Silencing the Internal Critic
Self-nurturing means, above all, making a commitment to self-compassion. – Jennifer Louden
When does your internal critic show up? Is it when you spill your coffee? When you forget to buy the bread? When you speak too harshly to your children? Is it when you made the C when you were striving for the A, or is it when you didn’t get invited to the party?
There are many opportunities for the internal critic to sneak in and remind you of your faults, your failures and your frailties. For some, the internal critic appears with such regularity that it does its dirty work unnoticed. Anything we experience regularly tends to drop out of our awareness. We don’t usually notice our breathing, our eyes blinking or the sensation of the shoes on our feet because those things happen to us all the time.
Self-critical thinking can become the same way. We can have hundreds of self-critical thoughts each day without any conscious awareness. Those thoughts become as natural as breathing. Unfortunately, negative thinking is not as healthy as breathing.
While there are many forms of negative thinking, self-criticism is one of the most destructive. Examples might include the following thoughts: “I can’t do anything right.”; “I’m fat.”; “That was a stupid thing to say.”; “I won’t be able to do that.” The list could go on.
We develop the habit of self-criticism when we experience criticism or disapproval during childhood. We develop the belief that we are inadequate. We then interpret daily events to be evidence of our inadequacy.
Children are predisposed to believe they are inadequate because they actually are. Children can’t do things that adults can do. They do spill the milk. They can’t tie their shoes. They mess up when they try to do things.
As adults, we know that such inadequacy is normal. Children aren’t expected to be able to do things because they are children. We understand that they have to learn. Unfortunately, children don’t have that perspective. They often see their inability to do things as evidence of their inadequacy.
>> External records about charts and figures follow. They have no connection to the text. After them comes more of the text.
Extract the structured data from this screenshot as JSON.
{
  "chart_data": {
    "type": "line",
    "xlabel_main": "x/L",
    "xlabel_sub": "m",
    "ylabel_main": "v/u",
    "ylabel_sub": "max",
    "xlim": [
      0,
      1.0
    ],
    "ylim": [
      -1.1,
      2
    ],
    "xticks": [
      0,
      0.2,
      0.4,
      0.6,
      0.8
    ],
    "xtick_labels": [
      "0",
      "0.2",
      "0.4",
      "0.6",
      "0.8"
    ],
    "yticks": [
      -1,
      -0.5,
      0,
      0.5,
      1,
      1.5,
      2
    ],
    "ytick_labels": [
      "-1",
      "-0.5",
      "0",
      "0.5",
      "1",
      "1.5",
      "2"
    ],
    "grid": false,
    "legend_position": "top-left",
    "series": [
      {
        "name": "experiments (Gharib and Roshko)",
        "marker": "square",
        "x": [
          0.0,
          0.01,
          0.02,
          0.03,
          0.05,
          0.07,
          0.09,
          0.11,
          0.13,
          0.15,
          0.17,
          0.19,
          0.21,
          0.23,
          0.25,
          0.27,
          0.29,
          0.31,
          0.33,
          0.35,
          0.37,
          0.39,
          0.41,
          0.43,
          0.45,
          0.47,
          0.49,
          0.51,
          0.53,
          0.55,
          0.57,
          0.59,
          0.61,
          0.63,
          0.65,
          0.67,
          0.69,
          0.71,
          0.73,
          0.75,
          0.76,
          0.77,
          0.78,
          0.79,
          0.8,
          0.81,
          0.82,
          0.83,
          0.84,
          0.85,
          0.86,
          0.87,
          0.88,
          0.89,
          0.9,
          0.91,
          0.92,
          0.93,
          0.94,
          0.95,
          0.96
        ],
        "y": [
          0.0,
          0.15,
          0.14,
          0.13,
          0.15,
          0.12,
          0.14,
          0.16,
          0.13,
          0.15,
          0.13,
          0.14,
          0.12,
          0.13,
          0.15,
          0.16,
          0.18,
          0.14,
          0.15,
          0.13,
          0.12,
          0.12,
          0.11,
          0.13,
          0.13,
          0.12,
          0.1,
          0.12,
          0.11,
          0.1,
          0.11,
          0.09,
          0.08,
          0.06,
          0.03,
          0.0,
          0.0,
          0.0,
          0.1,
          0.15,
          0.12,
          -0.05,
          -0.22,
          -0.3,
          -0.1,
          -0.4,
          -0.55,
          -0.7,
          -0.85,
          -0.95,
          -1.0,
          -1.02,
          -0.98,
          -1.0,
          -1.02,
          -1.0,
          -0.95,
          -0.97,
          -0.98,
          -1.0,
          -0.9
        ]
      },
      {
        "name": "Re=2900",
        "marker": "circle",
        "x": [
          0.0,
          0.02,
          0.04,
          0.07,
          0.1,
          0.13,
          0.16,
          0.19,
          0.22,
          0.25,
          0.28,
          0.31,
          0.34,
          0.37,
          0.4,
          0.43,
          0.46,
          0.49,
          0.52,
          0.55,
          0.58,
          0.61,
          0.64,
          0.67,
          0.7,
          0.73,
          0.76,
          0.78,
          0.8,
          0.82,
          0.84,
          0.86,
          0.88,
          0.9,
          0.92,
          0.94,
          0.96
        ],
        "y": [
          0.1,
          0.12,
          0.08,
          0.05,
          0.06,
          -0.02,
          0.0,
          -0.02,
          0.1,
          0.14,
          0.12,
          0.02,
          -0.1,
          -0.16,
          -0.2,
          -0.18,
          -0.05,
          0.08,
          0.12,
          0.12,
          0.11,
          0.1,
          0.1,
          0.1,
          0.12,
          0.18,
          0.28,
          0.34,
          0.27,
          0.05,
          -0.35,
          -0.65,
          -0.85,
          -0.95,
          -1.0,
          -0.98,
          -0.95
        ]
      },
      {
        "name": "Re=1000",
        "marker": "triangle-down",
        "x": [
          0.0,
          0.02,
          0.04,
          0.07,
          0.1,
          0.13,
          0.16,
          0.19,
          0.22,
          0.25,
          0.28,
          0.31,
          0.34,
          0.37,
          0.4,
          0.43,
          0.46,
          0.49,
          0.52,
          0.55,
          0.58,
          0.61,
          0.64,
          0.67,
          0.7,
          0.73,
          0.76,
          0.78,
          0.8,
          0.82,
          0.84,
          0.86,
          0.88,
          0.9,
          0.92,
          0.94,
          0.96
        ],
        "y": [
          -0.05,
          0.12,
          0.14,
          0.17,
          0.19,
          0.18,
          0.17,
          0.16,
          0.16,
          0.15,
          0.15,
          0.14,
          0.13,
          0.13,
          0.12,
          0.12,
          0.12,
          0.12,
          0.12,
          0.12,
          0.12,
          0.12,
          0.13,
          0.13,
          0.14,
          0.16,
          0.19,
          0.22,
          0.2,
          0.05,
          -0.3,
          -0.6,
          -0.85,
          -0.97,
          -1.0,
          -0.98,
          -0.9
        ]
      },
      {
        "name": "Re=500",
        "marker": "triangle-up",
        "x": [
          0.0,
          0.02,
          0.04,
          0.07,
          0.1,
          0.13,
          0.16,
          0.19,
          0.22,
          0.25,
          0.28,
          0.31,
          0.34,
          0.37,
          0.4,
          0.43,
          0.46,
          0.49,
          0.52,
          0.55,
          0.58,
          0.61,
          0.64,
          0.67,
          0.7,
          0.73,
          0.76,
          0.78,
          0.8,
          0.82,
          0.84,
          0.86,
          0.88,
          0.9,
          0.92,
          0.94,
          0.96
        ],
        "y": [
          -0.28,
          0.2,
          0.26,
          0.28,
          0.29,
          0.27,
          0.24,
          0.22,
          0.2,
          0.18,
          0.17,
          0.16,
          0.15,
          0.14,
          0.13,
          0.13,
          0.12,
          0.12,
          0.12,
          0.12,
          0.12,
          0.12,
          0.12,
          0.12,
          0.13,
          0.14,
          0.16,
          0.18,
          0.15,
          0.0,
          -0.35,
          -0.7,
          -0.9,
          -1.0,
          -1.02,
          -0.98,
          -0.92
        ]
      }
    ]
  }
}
Good parents encourage their children when they mess up. They help the child understand that they have to learn to do new things, and that making mistakes is a normal part of learning. All parents criticize their children at times, and no parent is immune to the frustrations of raising children. But what about the parent who is overly critical? What about the parent who displays his frustration or disapproval whenever the child makes any mistake? Such parental behavior simply reinforces the child’s feelings of inadequacy. The internal critic is born.
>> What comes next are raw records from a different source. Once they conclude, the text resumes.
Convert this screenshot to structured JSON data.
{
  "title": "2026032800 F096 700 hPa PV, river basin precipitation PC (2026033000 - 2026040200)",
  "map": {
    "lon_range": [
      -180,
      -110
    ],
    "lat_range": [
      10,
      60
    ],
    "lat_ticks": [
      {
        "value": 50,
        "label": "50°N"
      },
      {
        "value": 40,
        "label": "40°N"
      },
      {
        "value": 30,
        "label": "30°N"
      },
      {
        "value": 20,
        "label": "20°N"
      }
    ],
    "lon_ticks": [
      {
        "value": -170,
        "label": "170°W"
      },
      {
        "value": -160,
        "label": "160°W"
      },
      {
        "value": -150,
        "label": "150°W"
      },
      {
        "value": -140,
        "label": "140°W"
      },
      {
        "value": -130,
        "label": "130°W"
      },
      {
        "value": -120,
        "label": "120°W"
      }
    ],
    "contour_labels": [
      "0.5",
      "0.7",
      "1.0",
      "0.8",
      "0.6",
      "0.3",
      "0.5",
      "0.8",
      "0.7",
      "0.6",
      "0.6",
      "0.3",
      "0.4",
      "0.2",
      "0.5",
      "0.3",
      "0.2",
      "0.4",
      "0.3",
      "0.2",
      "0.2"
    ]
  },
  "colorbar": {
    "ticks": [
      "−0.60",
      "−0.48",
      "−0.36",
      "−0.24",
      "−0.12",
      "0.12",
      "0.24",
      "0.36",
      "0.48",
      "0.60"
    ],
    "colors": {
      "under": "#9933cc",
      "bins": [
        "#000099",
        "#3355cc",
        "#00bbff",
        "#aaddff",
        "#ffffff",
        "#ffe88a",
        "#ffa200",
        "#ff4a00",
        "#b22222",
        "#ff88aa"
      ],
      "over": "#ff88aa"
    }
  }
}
Children are like sponges. If you place a sponge beside clear, pure water, it will soak that up. If you place it beside acid, it will soak that up as well. The sponge has no choice. It absorbs whatever it contacts. Children are no different. When they’re exposed to encouragement and love, they absorb that. When they’re exposed to criticism, neglect or abuse, they absorb that as well. They have no choice.
If self-critical statements are a prominent part of your internal vocabulary, you need to understand that your well-being is being hurt by those statements. You can’t have such thoughts without damaging your self-esteem and affecting your life choices. Self-critical thoughts often fuel depression and anxiety.
Pay attention to the content of your thoughts. When you notice self-critical self-talk, say to yourself, “I did it again.” Then remind yourself that such thoughts are self-destructive. Try to remind yourself where the habit came from. Ask yourself whether you would ever say such things to another person. Try to replace a self-critical statement with a supportive or neutral thought. It’s a gradual process, but you can change your thinking with persistent attention and effort.